Final admission to the University is subject to approval by the Office of Graduate Admissions. Prospective applicants to the PhD in Social Work program must submit the following documents:
- official transcripts
- a completed Application for Admission to the PhD in Social Work Program
- a completed Statement of Purpose: Plan of Doctoral Study
- a resume/CV
- three (3) letters of reference, one of which is academic
- two (2) scholarly professional writing samples that best illustrate your capacity for analytic and critical thinking
The Graduate School provides fellowships to social work doctoral students who meet specific eligibility requirements: Huel D. Perkins Doctoral Diversity Fellowships, Southern Regional Education Board (SREB) Fellowships, and some external fellowships.

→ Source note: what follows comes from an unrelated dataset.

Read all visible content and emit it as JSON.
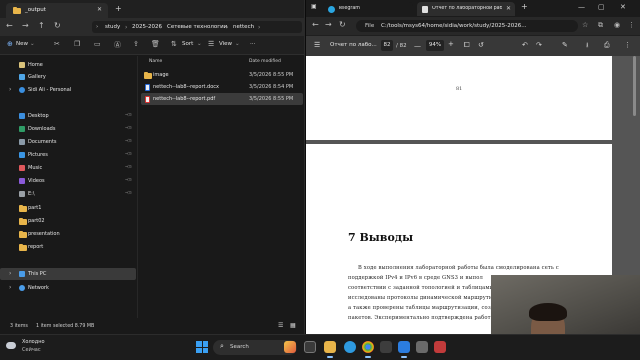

If you would like to be considered for a Graduate School Fellowship, please review the eligibility requirements to ensure you have included all required application materials in your packet. The Graduate School fellowship application deadline is November 1. For all other (non-fellowship) applications, the deadline is February 1. Applications received by February 1 will receive priority in admissions decisions. Applications received after February 1 will be considered on a space-available basis.